Environmental temperatures govern anole distributions in the Lesser Antilles. Additional factors, such as water availability or the viability of eggs, may be the primary determinants of lizard distributions elsewhere (Muth 1980). In these cases, the bioenergetic model can be used as a null model to understand species distributions. Species interactions superimpose on the systematic, temperature-mediated responses to elevation gradients to produce novel spatial abundance patterns. A model has been developed that uses the energetic implications of environmental temperatures along the elevation gradient to successfully predict abundance declines for solitary anoles. The noninteractive model was falsified for two-species islands. Species interactions is the most tenable factor to account for the abundance trends on two-species islands.


This research was supported by a NSF Predoctoral Grant to LBB, the National Geographic Society, and the Center for Evolutionary Studies and Field Studies Program at Stanford University. J. Eldon, H. Fienberg, E. Silva, and M. Thomas provided field assistance. P. Armsworth, L.J. Buckley, E. Hadly, R. Huey, N. Kraft, J. Losos, T. Root, and one anonymous reviewer provided constructive comments on previous drafts.

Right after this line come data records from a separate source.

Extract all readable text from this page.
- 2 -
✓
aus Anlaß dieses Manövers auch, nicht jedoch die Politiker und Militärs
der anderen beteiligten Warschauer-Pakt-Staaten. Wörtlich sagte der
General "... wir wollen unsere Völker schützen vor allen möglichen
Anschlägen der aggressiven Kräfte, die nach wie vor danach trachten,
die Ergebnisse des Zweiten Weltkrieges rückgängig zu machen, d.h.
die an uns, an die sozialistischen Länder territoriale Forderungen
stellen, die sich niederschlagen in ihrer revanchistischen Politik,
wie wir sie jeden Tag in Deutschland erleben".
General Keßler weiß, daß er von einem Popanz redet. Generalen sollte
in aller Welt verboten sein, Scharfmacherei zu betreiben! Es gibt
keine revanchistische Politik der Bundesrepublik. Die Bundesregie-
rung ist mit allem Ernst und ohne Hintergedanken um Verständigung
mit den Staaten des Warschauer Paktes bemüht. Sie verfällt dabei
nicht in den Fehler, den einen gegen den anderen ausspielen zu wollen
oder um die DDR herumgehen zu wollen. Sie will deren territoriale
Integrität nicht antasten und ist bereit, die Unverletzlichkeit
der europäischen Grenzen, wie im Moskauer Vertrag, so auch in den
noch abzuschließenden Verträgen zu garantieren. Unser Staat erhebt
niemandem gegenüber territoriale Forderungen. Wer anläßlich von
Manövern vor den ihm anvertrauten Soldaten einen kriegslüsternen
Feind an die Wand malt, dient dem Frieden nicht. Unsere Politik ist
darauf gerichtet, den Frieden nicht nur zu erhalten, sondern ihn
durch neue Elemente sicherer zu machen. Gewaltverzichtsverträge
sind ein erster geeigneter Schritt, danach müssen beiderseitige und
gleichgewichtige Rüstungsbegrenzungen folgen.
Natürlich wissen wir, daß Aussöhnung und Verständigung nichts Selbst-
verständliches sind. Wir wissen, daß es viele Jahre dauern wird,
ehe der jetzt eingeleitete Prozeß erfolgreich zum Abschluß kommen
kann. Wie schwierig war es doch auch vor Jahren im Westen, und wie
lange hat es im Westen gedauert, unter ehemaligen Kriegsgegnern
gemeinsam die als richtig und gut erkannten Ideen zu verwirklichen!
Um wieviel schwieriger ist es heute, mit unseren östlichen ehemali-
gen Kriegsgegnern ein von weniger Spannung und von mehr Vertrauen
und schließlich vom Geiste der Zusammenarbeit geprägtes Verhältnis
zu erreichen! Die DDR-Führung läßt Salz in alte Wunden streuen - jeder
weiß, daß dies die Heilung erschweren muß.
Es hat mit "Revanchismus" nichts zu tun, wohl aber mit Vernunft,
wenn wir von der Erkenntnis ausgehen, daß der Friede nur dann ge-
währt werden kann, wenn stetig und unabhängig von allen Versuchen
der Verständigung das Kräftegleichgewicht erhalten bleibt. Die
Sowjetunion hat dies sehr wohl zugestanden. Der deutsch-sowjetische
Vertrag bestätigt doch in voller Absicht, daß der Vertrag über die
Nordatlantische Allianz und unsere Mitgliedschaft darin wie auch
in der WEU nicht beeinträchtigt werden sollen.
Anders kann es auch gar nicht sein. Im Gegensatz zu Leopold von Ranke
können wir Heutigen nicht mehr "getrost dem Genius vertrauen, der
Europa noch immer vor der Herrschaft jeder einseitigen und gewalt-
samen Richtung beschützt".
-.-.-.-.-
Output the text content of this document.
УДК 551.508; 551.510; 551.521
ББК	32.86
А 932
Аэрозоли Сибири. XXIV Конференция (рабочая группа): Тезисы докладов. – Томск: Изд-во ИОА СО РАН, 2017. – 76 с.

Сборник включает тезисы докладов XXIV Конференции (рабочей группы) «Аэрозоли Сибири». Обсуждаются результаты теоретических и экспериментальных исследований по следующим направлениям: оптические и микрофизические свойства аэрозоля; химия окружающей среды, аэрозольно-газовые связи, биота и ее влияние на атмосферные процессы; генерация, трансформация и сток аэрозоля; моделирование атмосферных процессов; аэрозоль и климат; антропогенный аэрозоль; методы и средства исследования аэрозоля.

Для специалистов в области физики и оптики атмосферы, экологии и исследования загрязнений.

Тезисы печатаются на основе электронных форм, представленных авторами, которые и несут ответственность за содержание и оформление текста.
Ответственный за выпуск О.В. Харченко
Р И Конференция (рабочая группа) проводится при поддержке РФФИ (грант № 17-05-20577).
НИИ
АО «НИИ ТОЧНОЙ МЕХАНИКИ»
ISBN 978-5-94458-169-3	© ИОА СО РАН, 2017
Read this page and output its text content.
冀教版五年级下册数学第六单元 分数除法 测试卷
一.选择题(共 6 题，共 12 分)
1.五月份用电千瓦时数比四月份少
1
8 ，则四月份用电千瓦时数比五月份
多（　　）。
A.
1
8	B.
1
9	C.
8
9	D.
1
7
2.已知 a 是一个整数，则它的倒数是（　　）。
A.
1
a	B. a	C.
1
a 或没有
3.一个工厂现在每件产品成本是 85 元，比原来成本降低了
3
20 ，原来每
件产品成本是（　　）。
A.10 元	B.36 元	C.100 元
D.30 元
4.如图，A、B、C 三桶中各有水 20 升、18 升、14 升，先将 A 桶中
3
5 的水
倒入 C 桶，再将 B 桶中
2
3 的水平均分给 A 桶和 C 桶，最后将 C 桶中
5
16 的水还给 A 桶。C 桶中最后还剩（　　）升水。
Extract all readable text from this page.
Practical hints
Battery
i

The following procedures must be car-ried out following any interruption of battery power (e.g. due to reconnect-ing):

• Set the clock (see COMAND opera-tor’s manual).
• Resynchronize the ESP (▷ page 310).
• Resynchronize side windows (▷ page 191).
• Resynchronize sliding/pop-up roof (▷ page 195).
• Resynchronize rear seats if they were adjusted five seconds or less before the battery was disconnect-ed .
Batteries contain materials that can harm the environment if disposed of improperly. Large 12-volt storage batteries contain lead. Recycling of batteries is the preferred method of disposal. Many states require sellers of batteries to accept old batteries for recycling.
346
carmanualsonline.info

Appendix I: notes on Table 1 parameterizations

  • 1Fresh mass. Data from 636 measurements of 47 species of lizards were used to estimate lizard mass as a function of SVL (mm) (Pough 1980). The regression corresponds closely to that derived for Anolis species (Stamps et al. 1997).
  • 2Resting and maximum metabolic rate. The 69 observations for resting metabolic rate were collected from 22 lizard genera. The 54 observations for maximum metabolic rate were collected from 14 lizard genera (Bennett & Dawson 1976; Bennett 1982). We use a nonlinear least squares bivariate fitting function to predict metabolic rates as a function of mass and temperature.
  • 3Maximal sprint speed from SVL. Lizards sprint speed as a power-law of SVL was fit using data from 14 Anolis species on Puerto Rico and Jamaica (Huey & Hertz 1982; Losos 1990).
  • 4Prey size. Schoener & Gorman (1968) provide data from which we derive a relation between insect prey size (mm) and lizard head length, HL (mm): Linsect = 0·18HL − 0·11, r2 = 0·75, n = 8 means. Schoener & Gorman (1968) also provide data to convert from lizard head length (mm) to lizard SVL (mm): SVL = 4·16HL + 6·04, r2 = 0·96, n = 219.
  • 5Insect abundance. Insect abundance was estimated by placing paper plates, each coated in the centre with a sticky substance (Tree tanglefoot, Tanglefoot Company, Grand Rapids, Michigan), in a habitat for 24 h. Sixteen plates were placed in a grid at four to five sites dispersed along the elevation gradient on each island. We convert the insect catch (m−2 s−1) to number of insects (m−1 s−1) by assuming that each lizard forages within 0·5 m to each side of the linear transect. We tested trends in lizard abundance using maximum likelihood mixed effects models, with the site as the random variable.